GERD HALMANNS Für jeden von uns war es ein „historisches“Jahr. Wir mussten auf manches verzichten. Viele Pläne konnten wir nicht realisieren. Und dennoch haben wir das eine oder andere anbieten können: Der „Geldrische Heimatkalender“kam pünktlich auf den Markt. Schon im Frühjahr war die deutsche Version der zehnstündigen Filmserie „Die Ritter von Geldern“fertig. Alle Mitglieder erhielten sie geschenkt. Und nicht alle Exkursionen, Stadtführungen oder Seminare fielen der Pandemie zum Opfer. Doch es war schmerzlich, dass wir 2020 kaum noch ins Nieukerker Haus Lawaczeck einladen konnten. Es wird uns in Zukunft fehlen.
Wie vorsichtig sind Sie bei den Planungen für 2021?

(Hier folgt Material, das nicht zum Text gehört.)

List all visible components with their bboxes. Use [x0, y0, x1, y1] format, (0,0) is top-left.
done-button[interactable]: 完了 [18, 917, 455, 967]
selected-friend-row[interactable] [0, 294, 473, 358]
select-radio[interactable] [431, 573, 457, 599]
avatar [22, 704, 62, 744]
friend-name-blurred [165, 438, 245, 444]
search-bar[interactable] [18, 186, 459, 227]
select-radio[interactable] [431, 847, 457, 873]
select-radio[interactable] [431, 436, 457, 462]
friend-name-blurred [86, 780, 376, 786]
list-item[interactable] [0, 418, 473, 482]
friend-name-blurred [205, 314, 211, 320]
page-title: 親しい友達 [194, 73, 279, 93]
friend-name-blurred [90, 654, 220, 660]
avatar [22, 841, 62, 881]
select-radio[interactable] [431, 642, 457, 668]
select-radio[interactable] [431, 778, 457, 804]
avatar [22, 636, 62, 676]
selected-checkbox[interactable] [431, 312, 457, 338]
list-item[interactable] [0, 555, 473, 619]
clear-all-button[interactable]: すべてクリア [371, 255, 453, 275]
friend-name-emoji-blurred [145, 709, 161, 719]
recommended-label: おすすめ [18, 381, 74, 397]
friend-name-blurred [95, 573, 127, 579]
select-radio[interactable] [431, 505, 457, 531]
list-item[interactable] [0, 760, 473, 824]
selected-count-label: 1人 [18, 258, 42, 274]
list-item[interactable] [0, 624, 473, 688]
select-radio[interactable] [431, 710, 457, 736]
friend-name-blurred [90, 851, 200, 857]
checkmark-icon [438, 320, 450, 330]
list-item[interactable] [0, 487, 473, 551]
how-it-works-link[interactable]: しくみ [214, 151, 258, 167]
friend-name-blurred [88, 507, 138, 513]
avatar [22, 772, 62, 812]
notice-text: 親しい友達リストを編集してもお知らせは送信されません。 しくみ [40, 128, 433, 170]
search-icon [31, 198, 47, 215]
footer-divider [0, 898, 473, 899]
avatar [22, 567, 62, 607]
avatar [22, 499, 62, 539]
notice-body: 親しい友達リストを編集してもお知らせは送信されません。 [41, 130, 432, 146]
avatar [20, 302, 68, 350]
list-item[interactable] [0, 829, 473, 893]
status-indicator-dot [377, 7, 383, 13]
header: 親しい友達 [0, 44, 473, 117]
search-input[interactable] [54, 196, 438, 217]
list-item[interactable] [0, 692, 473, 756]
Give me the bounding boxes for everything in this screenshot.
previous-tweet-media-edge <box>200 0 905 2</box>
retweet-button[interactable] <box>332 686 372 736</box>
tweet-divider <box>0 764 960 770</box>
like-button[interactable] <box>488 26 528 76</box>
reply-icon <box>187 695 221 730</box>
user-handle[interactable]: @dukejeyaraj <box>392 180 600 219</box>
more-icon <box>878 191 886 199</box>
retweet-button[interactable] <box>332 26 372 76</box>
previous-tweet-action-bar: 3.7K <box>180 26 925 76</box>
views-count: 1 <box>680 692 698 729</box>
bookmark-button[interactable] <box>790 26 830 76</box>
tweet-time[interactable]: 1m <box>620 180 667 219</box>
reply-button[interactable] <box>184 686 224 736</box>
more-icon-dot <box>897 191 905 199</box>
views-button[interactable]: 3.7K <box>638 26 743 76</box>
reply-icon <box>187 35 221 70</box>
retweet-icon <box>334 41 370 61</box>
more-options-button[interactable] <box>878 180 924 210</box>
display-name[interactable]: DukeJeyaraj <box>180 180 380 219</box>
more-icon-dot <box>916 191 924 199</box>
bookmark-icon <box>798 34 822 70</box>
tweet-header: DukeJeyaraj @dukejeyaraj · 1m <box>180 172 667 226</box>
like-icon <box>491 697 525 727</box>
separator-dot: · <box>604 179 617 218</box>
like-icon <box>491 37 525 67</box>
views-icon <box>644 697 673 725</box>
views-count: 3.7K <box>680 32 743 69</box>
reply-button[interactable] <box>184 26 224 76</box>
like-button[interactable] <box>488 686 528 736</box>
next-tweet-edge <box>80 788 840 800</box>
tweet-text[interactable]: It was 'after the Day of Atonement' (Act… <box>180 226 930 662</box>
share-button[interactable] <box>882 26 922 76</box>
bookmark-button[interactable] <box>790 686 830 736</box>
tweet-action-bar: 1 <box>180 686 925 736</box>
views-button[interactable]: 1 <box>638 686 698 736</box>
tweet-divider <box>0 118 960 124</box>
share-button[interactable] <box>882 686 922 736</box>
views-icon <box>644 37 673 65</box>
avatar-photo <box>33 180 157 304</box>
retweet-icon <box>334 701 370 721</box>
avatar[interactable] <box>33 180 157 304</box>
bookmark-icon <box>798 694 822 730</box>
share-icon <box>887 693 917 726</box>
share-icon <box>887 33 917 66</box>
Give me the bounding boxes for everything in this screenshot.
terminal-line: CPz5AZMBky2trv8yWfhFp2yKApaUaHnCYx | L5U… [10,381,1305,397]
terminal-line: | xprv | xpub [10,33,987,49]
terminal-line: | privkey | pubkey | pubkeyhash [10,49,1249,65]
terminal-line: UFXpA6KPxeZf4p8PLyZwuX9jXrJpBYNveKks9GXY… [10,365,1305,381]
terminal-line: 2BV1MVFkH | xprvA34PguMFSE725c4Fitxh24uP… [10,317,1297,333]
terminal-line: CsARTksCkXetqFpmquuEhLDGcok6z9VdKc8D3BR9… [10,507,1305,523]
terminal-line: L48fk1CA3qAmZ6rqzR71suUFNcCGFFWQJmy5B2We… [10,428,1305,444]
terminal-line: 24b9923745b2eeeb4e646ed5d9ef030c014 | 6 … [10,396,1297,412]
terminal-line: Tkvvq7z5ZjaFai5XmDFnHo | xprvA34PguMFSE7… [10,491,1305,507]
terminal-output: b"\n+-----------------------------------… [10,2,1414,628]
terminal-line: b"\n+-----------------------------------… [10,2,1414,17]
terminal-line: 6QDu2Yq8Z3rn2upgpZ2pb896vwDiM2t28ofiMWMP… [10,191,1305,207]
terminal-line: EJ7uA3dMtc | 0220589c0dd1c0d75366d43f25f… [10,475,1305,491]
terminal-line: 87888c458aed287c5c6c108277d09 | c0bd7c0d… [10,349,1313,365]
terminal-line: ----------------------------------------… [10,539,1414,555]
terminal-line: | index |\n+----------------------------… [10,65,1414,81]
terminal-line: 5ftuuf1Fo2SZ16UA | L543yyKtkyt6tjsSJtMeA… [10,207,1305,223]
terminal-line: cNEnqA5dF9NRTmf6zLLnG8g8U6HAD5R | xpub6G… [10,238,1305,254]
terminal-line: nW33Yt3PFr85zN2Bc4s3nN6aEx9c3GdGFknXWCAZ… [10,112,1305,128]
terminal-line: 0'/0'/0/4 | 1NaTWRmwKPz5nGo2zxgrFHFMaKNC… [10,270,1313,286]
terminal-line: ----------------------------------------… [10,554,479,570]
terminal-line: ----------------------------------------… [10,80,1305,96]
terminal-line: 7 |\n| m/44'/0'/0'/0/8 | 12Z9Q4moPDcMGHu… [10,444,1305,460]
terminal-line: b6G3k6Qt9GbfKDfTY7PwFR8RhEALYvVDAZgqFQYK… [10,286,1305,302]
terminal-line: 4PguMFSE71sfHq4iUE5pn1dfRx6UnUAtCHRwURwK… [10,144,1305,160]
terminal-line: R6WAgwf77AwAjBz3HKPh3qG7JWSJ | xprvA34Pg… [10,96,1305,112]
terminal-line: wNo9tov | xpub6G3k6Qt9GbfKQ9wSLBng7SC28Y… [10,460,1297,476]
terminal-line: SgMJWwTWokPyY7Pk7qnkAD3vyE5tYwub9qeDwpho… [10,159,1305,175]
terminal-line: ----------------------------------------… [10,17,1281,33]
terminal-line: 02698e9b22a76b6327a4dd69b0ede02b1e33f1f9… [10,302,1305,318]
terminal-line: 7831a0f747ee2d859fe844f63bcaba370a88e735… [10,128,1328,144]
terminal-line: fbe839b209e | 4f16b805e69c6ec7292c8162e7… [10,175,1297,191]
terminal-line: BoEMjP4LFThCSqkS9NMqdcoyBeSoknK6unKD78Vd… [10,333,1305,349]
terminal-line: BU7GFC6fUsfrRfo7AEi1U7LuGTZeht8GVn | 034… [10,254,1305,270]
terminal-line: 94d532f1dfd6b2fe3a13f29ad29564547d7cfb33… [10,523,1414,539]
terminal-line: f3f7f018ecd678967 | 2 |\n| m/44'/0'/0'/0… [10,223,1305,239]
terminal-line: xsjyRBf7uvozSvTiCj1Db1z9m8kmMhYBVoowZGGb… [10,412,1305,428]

HALMANNS Wenn es um unsere neuen Publikationen geht, überhaupt nicht: Auch 2021 wird es eine Ausgabe unseres Jahrbuchs, des „Geldrischen Heimatkalenders“, geben. Und wir arbeiten an einer neuen „Jahresgabe“, einem prachtvoll illustrierten Band über die geldrische Herzogin Marie d‘Harcourt und ihre Zeit, das frühe 15. Jahrhundert. Unter anderem war sie Stifterin und Wohltäterin der Kapelle und des Gasthauses zum Heiligen Geist, dort, wo heute die evangelische Kirche steht. Im Hinblick auf unser Fahrtenprogramm müssen wir noch vorsichtig agieren. Doch in der zweiten Jahreshälfte wird es sicherlich einige Tagesexkursionen und auch Museumsfahrten geben. Unsere historischen Rundgänge in der Reihe „Laufend lernen“, Vorträge und Workshops können wir ab dem Sommer wohl relativ kurzfristig ins Programm nehmen. Die verschobene mehrtägige Studienfahrt in die Freigrafschaft Burgund wird erst 2022 möglich sein.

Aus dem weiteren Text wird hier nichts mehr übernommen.